В соседнем имении помещика Демидова, за которым село Ерахтур было, крестьяне бунт подняли. Они требовали перевода их в собственность государства. Думали, что от этого их жизнь легче будет. Но добились лишь того, что по приказу рязанского губернатора в село был послан батальон стражников для подавления волнений. Опасаясь крестьянского бунта, где-то в 1839 году наша помещица Фелитова, подписала так называемую вольную своим крепостным. Эх, знал бы ты, в то время, чем обернулась всем нам эта «вольная». Родители мамы часто помогали нам, и всегда дед ворчал о том, что мама родила слишком много девок, которых кормить, что хлеб на дорогу выбрасывать. Но податься было некуда, поэтому приходилось волочить эту лямку до тех пор, пока в соседних селах не стали отказываться платить оброк совсем. Мы все сильно верили в Бога и полагались на Него как в горе, так и в радости.
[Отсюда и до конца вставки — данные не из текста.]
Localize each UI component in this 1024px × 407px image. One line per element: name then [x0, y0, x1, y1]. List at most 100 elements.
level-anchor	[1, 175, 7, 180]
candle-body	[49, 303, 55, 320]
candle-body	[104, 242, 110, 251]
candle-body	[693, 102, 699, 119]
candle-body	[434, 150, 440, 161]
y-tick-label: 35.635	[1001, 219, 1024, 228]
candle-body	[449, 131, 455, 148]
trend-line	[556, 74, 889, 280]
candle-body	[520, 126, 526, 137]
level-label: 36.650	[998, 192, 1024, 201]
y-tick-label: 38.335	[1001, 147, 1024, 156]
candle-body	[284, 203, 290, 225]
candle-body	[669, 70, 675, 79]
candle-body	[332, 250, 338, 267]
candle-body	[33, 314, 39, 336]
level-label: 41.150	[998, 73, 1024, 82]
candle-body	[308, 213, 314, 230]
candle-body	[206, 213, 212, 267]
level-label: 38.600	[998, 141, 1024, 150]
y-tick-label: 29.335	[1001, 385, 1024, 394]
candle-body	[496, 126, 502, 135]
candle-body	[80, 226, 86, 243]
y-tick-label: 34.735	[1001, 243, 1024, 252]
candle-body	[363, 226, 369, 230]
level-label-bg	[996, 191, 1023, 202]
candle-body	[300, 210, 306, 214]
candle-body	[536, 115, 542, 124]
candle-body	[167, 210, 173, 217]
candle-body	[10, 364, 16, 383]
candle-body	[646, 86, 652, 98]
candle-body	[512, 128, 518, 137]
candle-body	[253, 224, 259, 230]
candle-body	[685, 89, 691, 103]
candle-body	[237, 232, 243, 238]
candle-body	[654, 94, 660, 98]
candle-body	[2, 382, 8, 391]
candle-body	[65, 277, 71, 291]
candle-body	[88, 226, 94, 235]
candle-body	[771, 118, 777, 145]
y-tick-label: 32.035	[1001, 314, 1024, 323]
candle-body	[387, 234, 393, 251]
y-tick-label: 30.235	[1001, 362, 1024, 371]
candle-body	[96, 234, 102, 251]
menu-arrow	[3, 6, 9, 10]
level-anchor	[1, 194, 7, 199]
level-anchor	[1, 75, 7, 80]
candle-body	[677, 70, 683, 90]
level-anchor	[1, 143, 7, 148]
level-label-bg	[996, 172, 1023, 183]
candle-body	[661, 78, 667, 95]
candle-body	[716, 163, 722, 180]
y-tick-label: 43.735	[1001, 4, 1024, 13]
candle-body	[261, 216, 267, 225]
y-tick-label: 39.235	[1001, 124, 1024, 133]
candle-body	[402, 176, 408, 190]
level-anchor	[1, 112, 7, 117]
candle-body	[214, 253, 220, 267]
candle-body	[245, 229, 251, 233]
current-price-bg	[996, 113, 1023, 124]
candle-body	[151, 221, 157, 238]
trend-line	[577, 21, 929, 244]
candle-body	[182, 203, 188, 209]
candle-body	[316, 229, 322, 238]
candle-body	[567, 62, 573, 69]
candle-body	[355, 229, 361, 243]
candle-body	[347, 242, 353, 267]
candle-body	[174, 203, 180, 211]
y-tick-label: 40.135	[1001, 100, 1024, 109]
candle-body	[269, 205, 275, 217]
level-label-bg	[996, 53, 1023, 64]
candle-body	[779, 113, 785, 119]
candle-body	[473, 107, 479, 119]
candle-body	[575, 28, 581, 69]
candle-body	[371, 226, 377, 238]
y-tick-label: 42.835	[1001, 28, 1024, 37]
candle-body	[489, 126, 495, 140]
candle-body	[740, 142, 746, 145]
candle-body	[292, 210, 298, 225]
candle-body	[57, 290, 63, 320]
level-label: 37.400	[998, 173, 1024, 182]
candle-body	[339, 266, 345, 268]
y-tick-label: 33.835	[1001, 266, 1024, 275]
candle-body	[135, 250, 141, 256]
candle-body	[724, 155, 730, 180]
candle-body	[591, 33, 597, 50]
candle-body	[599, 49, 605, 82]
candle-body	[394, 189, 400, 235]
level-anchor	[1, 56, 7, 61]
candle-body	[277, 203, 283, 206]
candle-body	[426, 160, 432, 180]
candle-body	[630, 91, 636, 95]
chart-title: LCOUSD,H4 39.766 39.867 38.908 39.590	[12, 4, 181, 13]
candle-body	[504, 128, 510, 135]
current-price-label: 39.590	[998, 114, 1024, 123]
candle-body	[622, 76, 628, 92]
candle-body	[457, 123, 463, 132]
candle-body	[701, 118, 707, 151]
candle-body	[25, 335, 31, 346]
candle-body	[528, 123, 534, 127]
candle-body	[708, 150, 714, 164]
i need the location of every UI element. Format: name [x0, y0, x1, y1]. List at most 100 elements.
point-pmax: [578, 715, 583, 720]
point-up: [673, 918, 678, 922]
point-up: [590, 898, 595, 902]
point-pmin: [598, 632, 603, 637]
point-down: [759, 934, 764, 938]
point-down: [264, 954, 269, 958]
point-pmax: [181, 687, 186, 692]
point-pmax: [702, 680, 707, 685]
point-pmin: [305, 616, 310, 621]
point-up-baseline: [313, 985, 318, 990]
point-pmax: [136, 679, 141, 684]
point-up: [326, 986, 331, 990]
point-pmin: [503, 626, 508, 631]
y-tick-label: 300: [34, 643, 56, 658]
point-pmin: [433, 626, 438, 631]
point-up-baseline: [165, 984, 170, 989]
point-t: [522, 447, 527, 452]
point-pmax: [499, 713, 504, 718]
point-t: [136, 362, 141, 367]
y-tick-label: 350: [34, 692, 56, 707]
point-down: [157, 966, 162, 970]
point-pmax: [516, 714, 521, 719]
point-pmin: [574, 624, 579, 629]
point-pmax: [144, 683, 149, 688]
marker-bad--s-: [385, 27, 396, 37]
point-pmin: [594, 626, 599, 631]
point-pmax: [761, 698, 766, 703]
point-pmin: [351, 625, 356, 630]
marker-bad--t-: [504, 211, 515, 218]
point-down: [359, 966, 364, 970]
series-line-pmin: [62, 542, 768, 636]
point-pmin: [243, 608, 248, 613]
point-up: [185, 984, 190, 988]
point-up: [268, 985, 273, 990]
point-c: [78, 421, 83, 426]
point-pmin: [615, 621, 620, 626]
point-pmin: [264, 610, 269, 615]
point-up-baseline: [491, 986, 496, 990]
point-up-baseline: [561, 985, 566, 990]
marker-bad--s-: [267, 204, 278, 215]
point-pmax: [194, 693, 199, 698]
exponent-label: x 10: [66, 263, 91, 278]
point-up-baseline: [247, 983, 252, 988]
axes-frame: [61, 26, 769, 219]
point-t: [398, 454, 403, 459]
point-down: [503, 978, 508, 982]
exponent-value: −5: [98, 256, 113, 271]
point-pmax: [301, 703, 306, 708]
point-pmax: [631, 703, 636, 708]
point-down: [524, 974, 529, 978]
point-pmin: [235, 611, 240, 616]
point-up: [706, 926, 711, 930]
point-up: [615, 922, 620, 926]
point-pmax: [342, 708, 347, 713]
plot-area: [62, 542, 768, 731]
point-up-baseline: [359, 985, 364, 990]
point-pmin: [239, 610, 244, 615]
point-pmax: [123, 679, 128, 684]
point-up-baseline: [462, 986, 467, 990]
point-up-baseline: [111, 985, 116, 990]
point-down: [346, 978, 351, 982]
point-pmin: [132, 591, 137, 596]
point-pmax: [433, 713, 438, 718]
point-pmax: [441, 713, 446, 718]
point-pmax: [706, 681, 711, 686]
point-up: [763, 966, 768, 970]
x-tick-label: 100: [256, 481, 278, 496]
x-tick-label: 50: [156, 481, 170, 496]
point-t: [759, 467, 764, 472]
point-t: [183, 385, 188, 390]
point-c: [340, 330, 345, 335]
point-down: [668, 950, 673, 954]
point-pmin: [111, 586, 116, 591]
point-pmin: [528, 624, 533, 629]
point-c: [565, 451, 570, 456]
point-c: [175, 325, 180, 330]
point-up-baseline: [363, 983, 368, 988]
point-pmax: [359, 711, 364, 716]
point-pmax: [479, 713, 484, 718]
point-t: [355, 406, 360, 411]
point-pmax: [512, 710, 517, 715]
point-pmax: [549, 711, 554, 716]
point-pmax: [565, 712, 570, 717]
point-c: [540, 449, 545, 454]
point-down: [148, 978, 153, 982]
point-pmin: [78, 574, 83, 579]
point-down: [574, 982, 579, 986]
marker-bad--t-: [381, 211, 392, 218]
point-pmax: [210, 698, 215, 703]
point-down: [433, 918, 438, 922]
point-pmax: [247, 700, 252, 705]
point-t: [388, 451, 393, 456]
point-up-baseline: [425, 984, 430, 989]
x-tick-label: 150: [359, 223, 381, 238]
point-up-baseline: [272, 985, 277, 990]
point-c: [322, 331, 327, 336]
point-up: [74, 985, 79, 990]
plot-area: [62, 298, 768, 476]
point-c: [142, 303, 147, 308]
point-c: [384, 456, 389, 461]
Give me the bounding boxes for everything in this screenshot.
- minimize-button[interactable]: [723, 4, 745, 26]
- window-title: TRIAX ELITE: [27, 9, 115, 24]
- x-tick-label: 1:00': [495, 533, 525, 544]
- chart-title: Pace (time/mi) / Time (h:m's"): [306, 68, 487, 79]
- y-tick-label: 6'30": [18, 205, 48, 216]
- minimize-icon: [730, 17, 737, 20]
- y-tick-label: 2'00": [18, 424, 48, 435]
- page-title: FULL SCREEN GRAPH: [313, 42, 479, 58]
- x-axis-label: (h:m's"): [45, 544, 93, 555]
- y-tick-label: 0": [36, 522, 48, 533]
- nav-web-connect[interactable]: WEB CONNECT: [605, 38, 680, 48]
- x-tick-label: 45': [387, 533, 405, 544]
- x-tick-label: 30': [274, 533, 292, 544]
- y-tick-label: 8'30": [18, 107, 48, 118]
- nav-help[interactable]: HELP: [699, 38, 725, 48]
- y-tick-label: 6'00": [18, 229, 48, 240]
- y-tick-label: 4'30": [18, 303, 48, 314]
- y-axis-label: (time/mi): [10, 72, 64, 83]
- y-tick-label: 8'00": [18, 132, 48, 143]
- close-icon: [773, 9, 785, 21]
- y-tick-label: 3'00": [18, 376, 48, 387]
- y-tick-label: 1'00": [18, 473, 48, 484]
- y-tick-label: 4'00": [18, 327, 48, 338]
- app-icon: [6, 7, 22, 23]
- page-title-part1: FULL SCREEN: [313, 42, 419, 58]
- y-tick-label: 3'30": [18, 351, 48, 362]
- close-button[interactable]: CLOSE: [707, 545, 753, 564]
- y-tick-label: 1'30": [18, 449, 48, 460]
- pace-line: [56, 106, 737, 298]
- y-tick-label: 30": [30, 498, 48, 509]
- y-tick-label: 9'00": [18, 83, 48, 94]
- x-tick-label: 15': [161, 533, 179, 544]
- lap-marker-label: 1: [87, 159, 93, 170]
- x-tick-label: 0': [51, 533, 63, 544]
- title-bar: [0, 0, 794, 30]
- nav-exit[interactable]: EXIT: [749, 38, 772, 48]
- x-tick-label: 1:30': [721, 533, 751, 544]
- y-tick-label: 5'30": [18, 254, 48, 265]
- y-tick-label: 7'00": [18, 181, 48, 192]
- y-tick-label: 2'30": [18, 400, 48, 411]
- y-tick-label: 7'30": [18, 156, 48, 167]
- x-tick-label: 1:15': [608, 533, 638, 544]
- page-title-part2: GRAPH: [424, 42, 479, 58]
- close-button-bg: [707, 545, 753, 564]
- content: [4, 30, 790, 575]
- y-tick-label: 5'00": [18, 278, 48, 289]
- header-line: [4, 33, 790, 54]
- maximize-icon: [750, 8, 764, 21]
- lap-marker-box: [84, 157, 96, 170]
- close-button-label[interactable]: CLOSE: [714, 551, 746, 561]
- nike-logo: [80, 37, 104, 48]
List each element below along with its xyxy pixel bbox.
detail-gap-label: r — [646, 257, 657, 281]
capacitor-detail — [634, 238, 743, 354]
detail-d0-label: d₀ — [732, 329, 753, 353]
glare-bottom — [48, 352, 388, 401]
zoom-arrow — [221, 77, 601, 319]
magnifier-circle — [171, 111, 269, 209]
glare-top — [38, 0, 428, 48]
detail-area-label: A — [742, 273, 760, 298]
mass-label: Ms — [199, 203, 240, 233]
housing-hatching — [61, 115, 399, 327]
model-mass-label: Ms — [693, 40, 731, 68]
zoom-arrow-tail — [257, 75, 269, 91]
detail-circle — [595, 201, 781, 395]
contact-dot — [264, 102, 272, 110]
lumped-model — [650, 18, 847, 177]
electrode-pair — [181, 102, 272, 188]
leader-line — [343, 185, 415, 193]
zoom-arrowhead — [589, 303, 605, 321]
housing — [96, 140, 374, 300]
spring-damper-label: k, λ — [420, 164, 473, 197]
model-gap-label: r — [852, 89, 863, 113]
Молился мой батюшка по вечерам, да мучился, как ему по совести, да по справедливости поступить. Видно от судьбы своей как не прячься, все равно не уйдёшь. Отцу хоть и было несладко, однако сильно боялся за нас. Его тогда помню, некоторые сильно задевали за эту молчаливость. Вот однажды он и не выдержал. Я в то время, как предпоследняя, занималась в основном тем, что нянчила младшего братишку. Помню лишь то, что взяв с собой старшего брата, они ушли, а потом, через наше село проходили стражники, вызванные из губернии. Люди говорили, что самых отъявленных взяли и увели с собой. Вот так и остались мы у мамы своей четыре девки: Матрена, Настюша, Варюша, я и один мальчишка. Васятка, последыш, самый маленький, а мне в ту пору семь годочков минуло.